To shoot, or not to shoot, wasn't a question for a Peoria man who said he was about to be attacked by two vicious dogs.
But, the owner of the wounded animal feels her neighbor was too quick to pull the trigger on her family pet.
"We've had them since they were puppies, and they're our babies," said Tracy Kreck.
Her two-and-a-half-year-old Rottweilers, Athena and Aurora, escaped from their backyard the morning of Saturday, Nov. 23.
When the family went looking for the dogs, in the area of Hearn and 77th Ave., they noticed a group of police cars a few streets from home.
"We were going around asking, ‘have you seen two dogs?'" Kreck recalled. "And, they (police) kind of fingered me over; and I was like uh-oh."
Police told Kreck her dog, Athena, had been shot in the mouth by a neighbor who felt threatened.
"He should have known; they had collars on, they belonged to somebody and he shouldn't have brought out his gun and endangered the neighborhood like that," Kreck said.
But, Thomas and Jenny Lowther said it was actually Kreck's dogs who put neighbors in danger.
"They were mean," said Jenny Lowther. "They were just growling and barking, and they were just really fast."
She said she had just returned home when the two dogs chased her to her front door.
Once inside, she called police and animal control – while her husband grabbed his gun and went outside.
"We were just watching to just kind of give police or someone an idea of where the dogs were," Thomas Lowther explained.
When he saw they were heading into another part of the neighborhood, he said he followed them from a distance – because he was worried about the safety of children who may have been playing outside.
Thomas Lowther said when the dogs noticed him, they turned around and charged him – growling and snapping – and, he fired his gun.
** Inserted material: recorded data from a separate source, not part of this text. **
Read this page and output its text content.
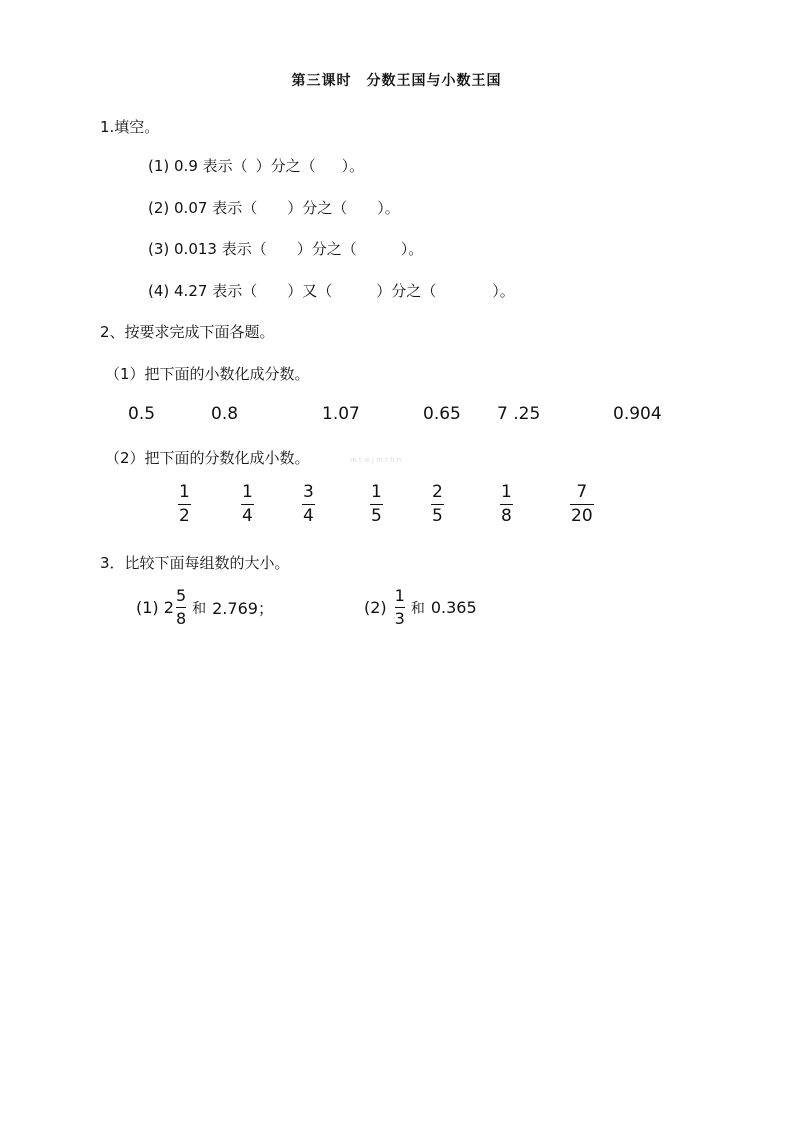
第三课时　分数王国与小数王国
1.填空。
(1) 0.9 表示（ ）分之（ ）。
(2) 0.07 表示（ ）分之（ ）。
(3) 0.013 表示（ ）分之（	）。
(4) 4.27 表示（ ）又（	）分之（	）。
2、按要求完成下面各题。
（1）把下面的小数化成分数。
0.5	0.8	1.07	0.65 7 .25	0.904
（2）把下面的分数化成小数。	m t w j m t h h
1
2
1
4
3
4
1
5
2
5
1
8
7
20
3．比较下面每组数的大小。
(1) $2 \frac{5}{8}$ 和 2.769；	$(2) \frac{1}{3}$ 和 0.365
"I felt my life was in danger," he said. "They were going to attack me being that close. They weren't backing up when I was yelling."
Thomas Lowther said shooting the dog was a last resort decision – one he wishes he didn't have to make.
"I love dogs and I love animals," he said. "I felt horrible about it."
Several surgeries, and about $5,200 in vet bills later, Kreck said Athena is on the mend.
But, she is still very concerned about Thomas Lowther's actions.
"If you're going to be a gun owner, you need to know when to use it and when not to," Kreck said. "Children could've been shot. The bullet could've ricocheted off my dog's jaw, instead of going through it, and could've hit an innocent bystander."
Police said Thomas Lowther did not commit any crime, because he shot the dog in self defense – which a witness confirmed.
Kreck insists her dogs are not vicious and are loving members of their family.
To help offset the cost of Athena's veterinary bills, Kreck has set up several fundraisers – including a Facebook page.
A fundraising car wash is being held at Chilly Bombers, at 51st St. and N. Bell Rd., on Dec. 14 from 11 a.m. until 3 p.m.
Kreck said any money that is raised, above Athena's vet bill, will be donated to no-kill animal shelters.